Emeklinin durumu, sabit gelirlinin durumu ortadayken sadece asgari ücretliler için gündem yapılması oy kaygısını akla getiriyor.
Devletin Emekliye verdiği ücret daha çok gündemde tutulması gerekirken sadece asgari ücretlinin konuşulması çok garip değil mi?
Oysa emekliye devlet katkısının olması ciddi bir ücret ödenmesi ile beraber piyasanın canlanacağı da açıktır. Çünkü emeklinin alacağı ücret tamamen piyasaları canlandıracaktır.
Bugün işsizlik verileri açıklandı. Nisan ayında işsizlik oranı 0.6 puan artış göstererek %8.6 seviyesine çıkmış. Bu haberi inanıyorum ki iş arayan işletmeler gülümseyerek okuyorlardır.
Aslında bu rakamlara şu şekilde izahatta bulunmak daha hakkaniyetli olur. İşsizlik oranı %8.6 ama bunun yarısı iş beğenmemeden dolayı kaynaklanan işsizlerdir.
Hatta bildiğimiz gibi birçok işletme Türkiye’de işçi bulamamadan dolayı yurtdışından Hindistan, Pakistan, Bangladeş, Afganistan ve Suriyeli işçileri çalıştırmaktadırlar.
Türkiye’de tüm sektörlerde ve işletmelerde (kalifiyeli-kalifiyesiz)işçi aranırken bu veriler çok gerçeği yansıtmıyor. Çalışmak isteyene ticaret sahnesinde iş çok ama iş beğenmeme nedeniyle işsizlik oranları daha çok görünüyor.
Ayrıca bugün açıklanan yeni yatırım teşvik sisteminde, teşvik bölgelerinde yer alan illerdeki OSB’lerde çalışanların sigorta primi işveren paylarını 14 yıl, çalışan paylarını 10 yıl hükümetin karşılaması olumlu adımlardır. Bununla birlikte OSB’lerdeki firmalara verildiği gibi OSB dışındaki firmalara da teşvikin verilmesi Türkiye açısından faydalı olacaktır.

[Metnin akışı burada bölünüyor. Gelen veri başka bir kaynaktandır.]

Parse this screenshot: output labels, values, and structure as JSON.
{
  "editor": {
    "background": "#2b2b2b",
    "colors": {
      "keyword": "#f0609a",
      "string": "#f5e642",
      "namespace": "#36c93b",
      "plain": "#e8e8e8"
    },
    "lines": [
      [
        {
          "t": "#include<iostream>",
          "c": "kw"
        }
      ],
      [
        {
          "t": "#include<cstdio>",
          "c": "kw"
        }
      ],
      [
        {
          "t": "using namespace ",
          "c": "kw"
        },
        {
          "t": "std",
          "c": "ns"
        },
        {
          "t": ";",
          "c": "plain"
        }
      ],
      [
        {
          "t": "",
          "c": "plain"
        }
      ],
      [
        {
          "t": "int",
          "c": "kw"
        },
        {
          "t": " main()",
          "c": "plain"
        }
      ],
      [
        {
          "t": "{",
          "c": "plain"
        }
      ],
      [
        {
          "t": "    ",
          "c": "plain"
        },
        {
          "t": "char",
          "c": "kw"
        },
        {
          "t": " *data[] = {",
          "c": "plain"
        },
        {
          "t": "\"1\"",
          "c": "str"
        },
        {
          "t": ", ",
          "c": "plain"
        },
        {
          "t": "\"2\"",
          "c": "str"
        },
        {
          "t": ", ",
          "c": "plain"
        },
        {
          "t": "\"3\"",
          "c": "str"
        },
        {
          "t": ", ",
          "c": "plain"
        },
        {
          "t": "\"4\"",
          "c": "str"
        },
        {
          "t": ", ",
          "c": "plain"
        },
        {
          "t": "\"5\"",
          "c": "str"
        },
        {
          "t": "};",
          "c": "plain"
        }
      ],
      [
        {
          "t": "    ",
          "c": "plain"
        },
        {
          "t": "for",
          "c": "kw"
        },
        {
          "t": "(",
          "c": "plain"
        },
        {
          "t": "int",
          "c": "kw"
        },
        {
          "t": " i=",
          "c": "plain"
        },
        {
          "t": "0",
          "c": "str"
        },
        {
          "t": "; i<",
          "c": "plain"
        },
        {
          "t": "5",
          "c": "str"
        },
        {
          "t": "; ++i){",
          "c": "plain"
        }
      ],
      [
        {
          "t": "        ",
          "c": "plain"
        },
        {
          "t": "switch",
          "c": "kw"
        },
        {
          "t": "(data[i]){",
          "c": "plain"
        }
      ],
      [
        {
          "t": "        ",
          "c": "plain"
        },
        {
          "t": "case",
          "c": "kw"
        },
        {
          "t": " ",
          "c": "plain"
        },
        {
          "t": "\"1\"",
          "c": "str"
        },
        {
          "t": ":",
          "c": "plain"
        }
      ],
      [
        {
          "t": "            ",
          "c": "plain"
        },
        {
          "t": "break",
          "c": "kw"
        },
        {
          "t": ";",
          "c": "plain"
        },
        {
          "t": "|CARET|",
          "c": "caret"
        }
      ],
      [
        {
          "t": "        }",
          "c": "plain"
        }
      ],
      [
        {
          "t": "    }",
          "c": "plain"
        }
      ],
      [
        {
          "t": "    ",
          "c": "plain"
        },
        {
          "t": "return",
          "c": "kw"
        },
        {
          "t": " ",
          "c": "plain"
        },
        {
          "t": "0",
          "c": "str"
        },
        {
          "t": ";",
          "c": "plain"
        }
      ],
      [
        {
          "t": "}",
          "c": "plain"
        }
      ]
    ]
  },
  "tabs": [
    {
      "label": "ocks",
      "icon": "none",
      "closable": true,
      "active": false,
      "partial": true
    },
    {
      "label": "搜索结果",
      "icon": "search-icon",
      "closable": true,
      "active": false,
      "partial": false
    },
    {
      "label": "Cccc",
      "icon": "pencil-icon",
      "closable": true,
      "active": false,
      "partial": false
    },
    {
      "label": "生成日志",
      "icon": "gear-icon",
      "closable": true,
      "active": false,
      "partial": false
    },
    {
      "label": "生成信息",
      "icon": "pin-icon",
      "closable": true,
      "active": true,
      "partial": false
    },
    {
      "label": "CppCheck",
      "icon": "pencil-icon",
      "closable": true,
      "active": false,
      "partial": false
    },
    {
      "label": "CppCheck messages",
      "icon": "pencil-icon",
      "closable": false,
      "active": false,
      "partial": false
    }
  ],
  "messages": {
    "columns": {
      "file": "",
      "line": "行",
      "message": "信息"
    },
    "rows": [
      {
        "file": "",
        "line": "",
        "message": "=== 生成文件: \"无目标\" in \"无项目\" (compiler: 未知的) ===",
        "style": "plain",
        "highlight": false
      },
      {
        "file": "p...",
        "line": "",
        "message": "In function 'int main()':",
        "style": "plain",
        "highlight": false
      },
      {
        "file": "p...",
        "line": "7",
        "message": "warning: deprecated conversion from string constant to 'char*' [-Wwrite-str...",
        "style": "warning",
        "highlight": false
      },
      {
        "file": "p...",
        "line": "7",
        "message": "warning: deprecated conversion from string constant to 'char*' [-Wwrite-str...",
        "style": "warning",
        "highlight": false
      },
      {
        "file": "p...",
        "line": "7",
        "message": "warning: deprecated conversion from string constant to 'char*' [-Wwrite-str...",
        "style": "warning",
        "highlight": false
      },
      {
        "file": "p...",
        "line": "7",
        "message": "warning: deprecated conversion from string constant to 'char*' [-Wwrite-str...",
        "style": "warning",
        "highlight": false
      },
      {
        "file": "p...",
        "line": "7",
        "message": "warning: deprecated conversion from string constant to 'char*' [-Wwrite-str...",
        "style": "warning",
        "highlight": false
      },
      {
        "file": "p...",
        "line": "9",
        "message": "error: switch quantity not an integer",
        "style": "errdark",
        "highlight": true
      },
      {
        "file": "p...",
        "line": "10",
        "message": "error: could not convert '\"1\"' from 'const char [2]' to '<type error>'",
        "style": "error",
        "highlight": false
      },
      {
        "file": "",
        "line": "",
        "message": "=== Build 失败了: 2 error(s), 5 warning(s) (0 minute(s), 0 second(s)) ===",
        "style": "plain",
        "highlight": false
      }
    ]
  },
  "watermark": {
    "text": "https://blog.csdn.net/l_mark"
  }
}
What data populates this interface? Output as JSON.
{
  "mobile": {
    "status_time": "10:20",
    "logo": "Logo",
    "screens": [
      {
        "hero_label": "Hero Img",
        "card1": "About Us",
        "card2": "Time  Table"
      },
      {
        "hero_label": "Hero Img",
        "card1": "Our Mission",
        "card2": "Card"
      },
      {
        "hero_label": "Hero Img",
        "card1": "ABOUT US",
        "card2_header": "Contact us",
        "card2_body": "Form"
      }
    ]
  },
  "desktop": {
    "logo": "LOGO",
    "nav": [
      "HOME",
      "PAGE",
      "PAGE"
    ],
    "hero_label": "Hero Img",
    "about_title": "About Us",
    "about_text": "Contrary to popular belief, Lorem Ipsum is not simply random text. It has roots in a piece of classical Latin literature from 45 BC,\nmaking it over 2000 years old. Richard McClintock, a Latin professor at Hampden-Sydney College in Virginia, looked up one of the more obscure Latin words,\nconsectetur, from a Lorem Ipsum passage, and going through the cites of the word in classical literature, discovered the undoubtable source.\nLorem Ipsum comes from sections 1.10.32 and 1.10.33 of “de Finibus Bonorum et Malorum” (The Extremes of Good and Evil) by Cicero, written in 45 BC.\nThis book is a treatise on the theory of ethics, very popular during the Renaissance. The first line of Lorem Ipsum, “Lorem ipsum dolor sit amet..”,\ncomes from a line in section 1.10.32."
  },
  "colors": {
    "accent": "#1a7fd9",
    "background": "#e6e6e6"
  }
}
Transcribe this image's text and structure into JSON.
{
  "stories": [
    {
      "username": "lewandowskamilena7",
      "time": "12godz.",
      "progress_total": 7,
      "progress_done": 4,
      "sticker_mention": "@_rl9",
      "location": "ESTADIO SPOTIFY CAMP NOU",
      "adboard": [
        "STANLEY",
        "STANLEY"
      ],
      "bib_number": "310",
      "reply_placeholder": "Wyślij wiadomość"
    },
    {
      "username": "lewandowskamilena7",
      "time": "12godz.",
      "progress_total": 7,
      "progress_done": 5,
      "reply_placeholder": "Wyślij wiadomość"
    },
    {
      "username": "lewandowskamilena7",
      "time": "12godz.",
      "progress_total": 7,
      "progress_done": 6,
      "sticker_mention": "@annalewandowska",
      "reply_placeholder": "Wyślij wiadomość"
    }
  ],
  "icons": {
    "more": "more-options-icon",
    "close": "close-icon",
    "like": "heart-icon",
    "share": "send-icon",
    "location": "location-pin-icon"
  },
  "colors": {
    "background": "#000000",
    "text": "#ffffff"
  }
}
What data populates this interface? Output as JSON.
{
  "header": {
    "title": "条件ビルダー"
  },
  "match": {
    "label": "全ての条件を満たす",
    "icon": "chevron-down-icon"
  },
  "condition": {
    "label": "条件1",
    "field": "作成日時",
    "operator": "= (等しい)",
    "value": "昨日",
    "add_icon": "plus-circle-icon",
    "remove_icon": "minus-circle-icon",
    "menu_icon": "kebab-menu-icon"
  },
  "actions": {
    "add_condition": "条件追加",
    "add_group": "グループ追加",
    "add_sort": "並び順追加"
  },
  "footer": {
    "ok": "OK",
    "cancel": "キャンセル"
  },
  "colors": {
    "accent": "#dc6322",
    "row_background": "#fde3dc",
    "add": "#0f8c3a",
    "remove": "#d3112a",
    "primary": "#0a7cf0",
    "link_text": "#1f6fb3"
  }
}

Çünkü organize sanayiler dışında da teşvik edilmesi gereken birçok yatırımcı bulunuyor. Bu yatırımcılar da istihdam sağlamada Türkiye ekonomisini güçlendirmede pay sahibidirler. Bu işletmelere yönelikte özel ve güçlü bir teşvik mekanizmasıyla desteklenmesi gerekir.